The Week in Reviews, Op. 248: Joshua Bell; Rachel Barton Pine; cellist Matthew Linaman
In an effort to promote the coverage of live violin performance, Violinist.com each week presents links to reviews of notable concerts and recitals around the world.
Joshua Bell performed Bruch's Violin Concerto No. 1 with the St. Louis Symphony Orchestra.
- St. Louis Post-Dispatch: "Assured and confident, his singing sound carried over the orchestra with ease in a brilliant performance."
Rachel Barton Pine performed Paganini Violin Concerto No. 1 with the Princeton Symphony Orchestra.
- Town Topics: "Barton Pine flawlessly executed Paganini’s technical demands, including left-handed pizzicato and demanding double stops, but easily conveyed the lyrical and lilting bel canto aria solo line of the second movement."
Cellist Matthew Linaman premiered Richard Marriott's Ghost Ship Concerto with the Oakland Symphony, in memory of victims of the 2016 "Ghost Ship" fire.

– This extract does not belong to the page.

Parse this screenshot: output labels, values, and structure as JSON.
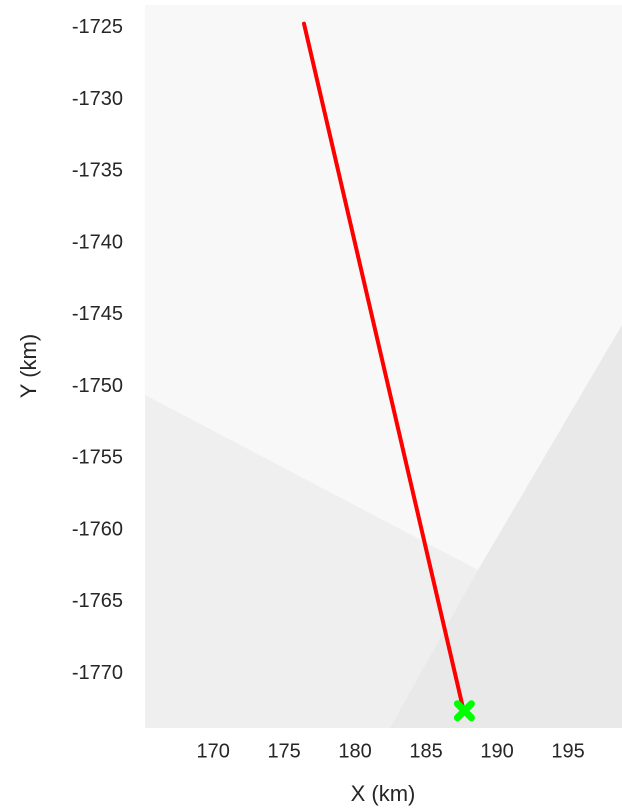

- San Francisco Classical Voice: "The cello solo was played with spirited intensity by the accomplished young performer Matthew Linaman, who teaches at San Francisco Conservatory....Sometimes uplifting, sometimes jaunty, sometimes elegiac, it seemed both to delve into the tragedy and to pull away from it, reverting to a romanticized lyricism. The solo cello itself seemed overladen with dramatic roles — among them, passion, terror, anger, and sorrow."
Carolin Widdman performed Mendelssohn’s Violin Concerto in E Minor with the London Philharmonic Orchestra.
- UckfieldNews.com: "The German violinist gave a truly memorable performance of her countryman Felix Mendelssohn’s outstanding Violin Concerto in E Minor and then added Ralph Vaughan Williams’ quintessentially English The Lark Ascending for good measure."
Ning Feng performed Prokofiev’s Violin Concerto No.2 with the West Australian Symphony Orchestra.
- The West Australian: "Conductor Karina Canellakis was both intense and expansive as the piece unfolded, moving from grand gesture to micro management with effortless grace. Ning Feng was equally agile, switching seamlessly from pizzicato to sonorous bowing to frenzied fiddling."